The Internet has created a global community and made the world a much smaller place. Corporations are expanding their businesses into this global marketplace, and they are extending their partners and corporations around the globe, linking everything through the Internet. A few proposals to create an international HTML standard have been put forward, but no standard has actually materialized. There are no HTML tags that can identify what language an HTML document is written in.

Inadequate linking system

When you create HTML documents, links are hard-coded into the document. If a link changes, the Web developer must search through all the HTML documents to find all references to the link and then update them. With Web sites that are dynamic and constantly evolving and growing to meet the needs of the users, this lack of a linking system can create substantial problems. We need a much more sophisticated method of linking documents than can be provided by HTML. HTML does not allow you to associate links to any element, nor does it allow you to link to multiple locations, whereas the linking system in XML does provide these features. In Chapter 6, you will learn more about XML's linking capability.

Faulty structure and data storage

HTML does have a structure, but this structure is not extremely rigid. For example, you can place heading 3 (<h3>) tags before heading 1 (<h1>) tags. Within the <body> tag, you can place any legitimate tag anywhere you want. You can validate HTML documents, but this validation only confirms that you have used the tags properly. Even worse, if you leave off end tags, the browser will try to figure out where the end tags should be and add them in. Thus, you can create HTML code that is not properly written but will still be interpreted properly by the browser.
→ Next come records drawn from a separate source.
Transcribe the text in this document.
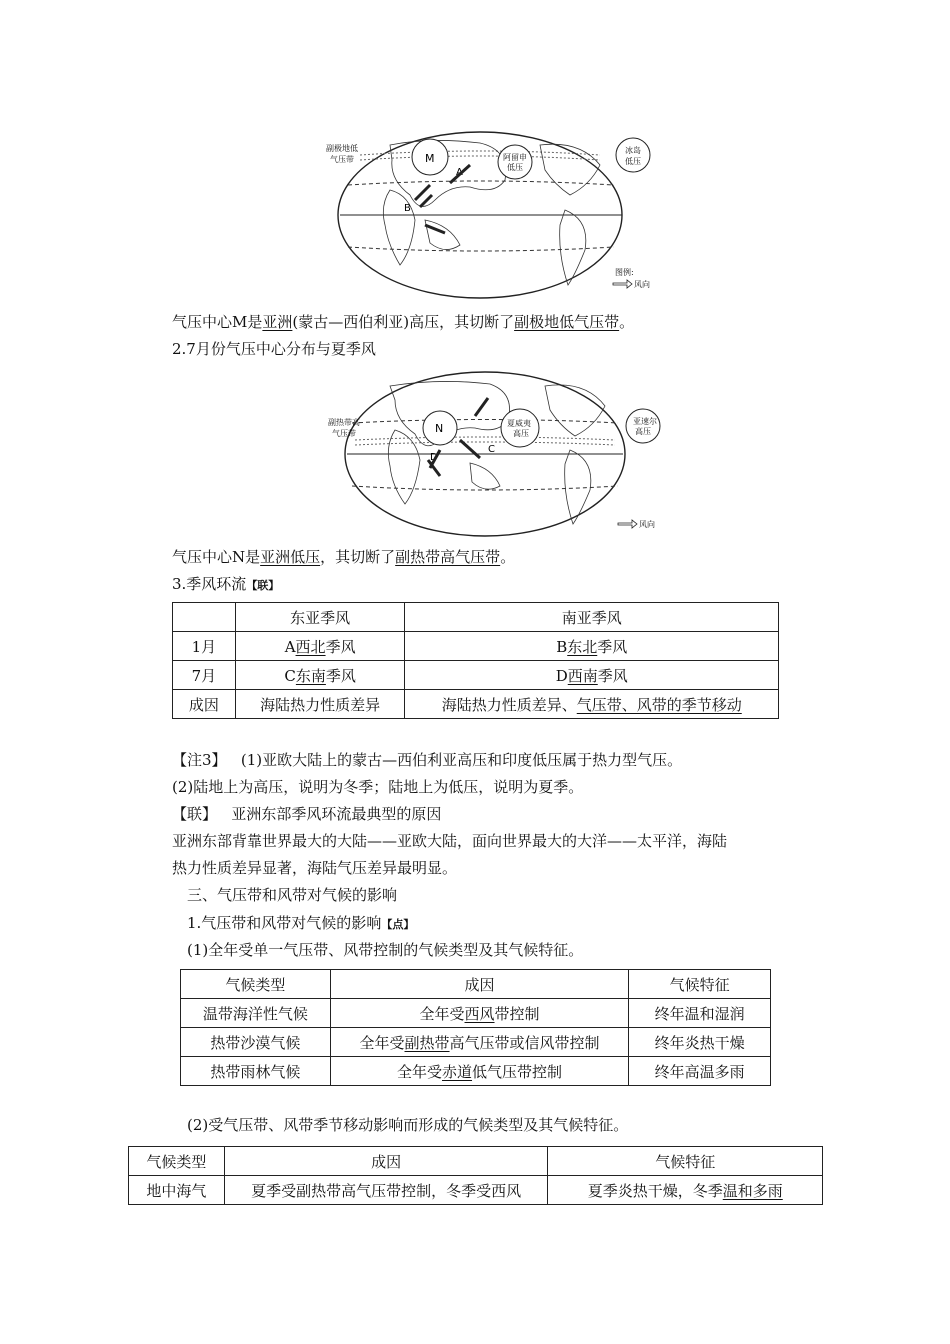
副极地低
气压带	M	阿留申
低压
冰岛
低压
A
B
图例:
风向
气压中心M是亚洲(蒙古—西伯利亚)高压，其切断了副极地低气压带。
2.7月份气压中心分布与夏季风
副热带高
气压带	N	夏威夷
高压
亚速尔
高压
C
D
风向
气压中心N是亚洲低压，其切断了副热带高气压带。
3.季风环流【联】
	东亚季风	南亚季风
1月	A西北季风	B东北季风
7月	C东南季风	D西南季风
成因	海陆热力性质差异	海陆热力性质差异、气压带、风带的季节移动
【注3】 (1)亚欧大陆上的蒙古—西伯利亚高压和印度低压属于热力型气压。
(2)陆地上为高压，说明为冬季；陆地上为低压，说明为夏季。
【联】 亚洲东部季风环流最典型的原因
亚洲东部背靠世界最大的大陆——亚欧大陆，面向世界最大的大洋——太平洋，海陆
热力性质差异显著，海陆气压差异最明显。
三、气压带和风带对气候的影响
1.气压带和风带对气候的影响【点】
(1)全年受单一气压带、风带控制的气候类型及其气候特征。
气候类型	成因	气候特征
温带海洋性气候	全年受西风带控制	终年温和湿润
热带沙漠气候	全年受副热带高气压带或信风带控制	终年炎热干燥
热带雨林气候	全年受赤道低气压带控制	终年高温多雨
(2)受气压带、风带季节移动影响而形成的气候类型及其气候特征。
气候类型	成因	气候特征
地中海气	夏季受副热带高气压带控制，冬季受西风	夏季炎热干燥，冬季温和多雨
Another problem arises if you try to put data into an HTML document. You will find it very difficult to do so. For example, suppose we are trying to put information from a database into an HTML document. We have a database table named Customer with the following fields: customerID, customerName, and customerAddress. When we create an HTML document with this data, every customer should have a customerID and a customerName value. The customerAddress value is optional. We could present this data in HTML in a table, as follows:

 <body> <table border="1" width="100%"> <tr> <th width="33%">Name</th> <th width="33%">Address</th> <th width="34%">ID</th> </tr> <tr> <td width="33%">John Smith</td> <td width="33%">125 Main St. Anytown NY 10001</td> <td width="34%">001</td> </tr> <tr> <td width="33%">Jane Doe</td> <td width="33%">2 Main St. Anytown NY 10001</td> <td width="34%">002</td> </tr> <tr> <td width="33%">Mark Jones</td> <td width="33%">35 Main St. Anytown NY 10001</td> <td width="34%"></td> </tr> </table> </body>

In a browser, this table would appear as shown in Figure 2-1.

click to view at full size.

Figure 2-1. Database table created using HTML.

This document is completely valid HTML code. There are no errors in the HTML code for the table; it is syntactically correct. Yet in terms of the validity of the data, the information is invalid. The third entry, Mark Jones, is missing an ID. Although it is possible to write applications that perform data validation on HTML documents, such applications are complex and inefficient. HTML was never designed for data validation.

HTML was also not designed to store data. The table is the most common way of both presenting and storing data in HTML. You can use <div> tags to create more complex structures to store data, but once again you are left with the task of writing your own data validation code.

What we need instead is something that enables us to put the data in a structured format that can be automatically validated for syntactical correctness and proper content structure. Ideally, the author of the document will want to define both the format of the document and the correct structure of the data. As you will see in Chapters 4 and 5, this is exactly what XML and DTDs do.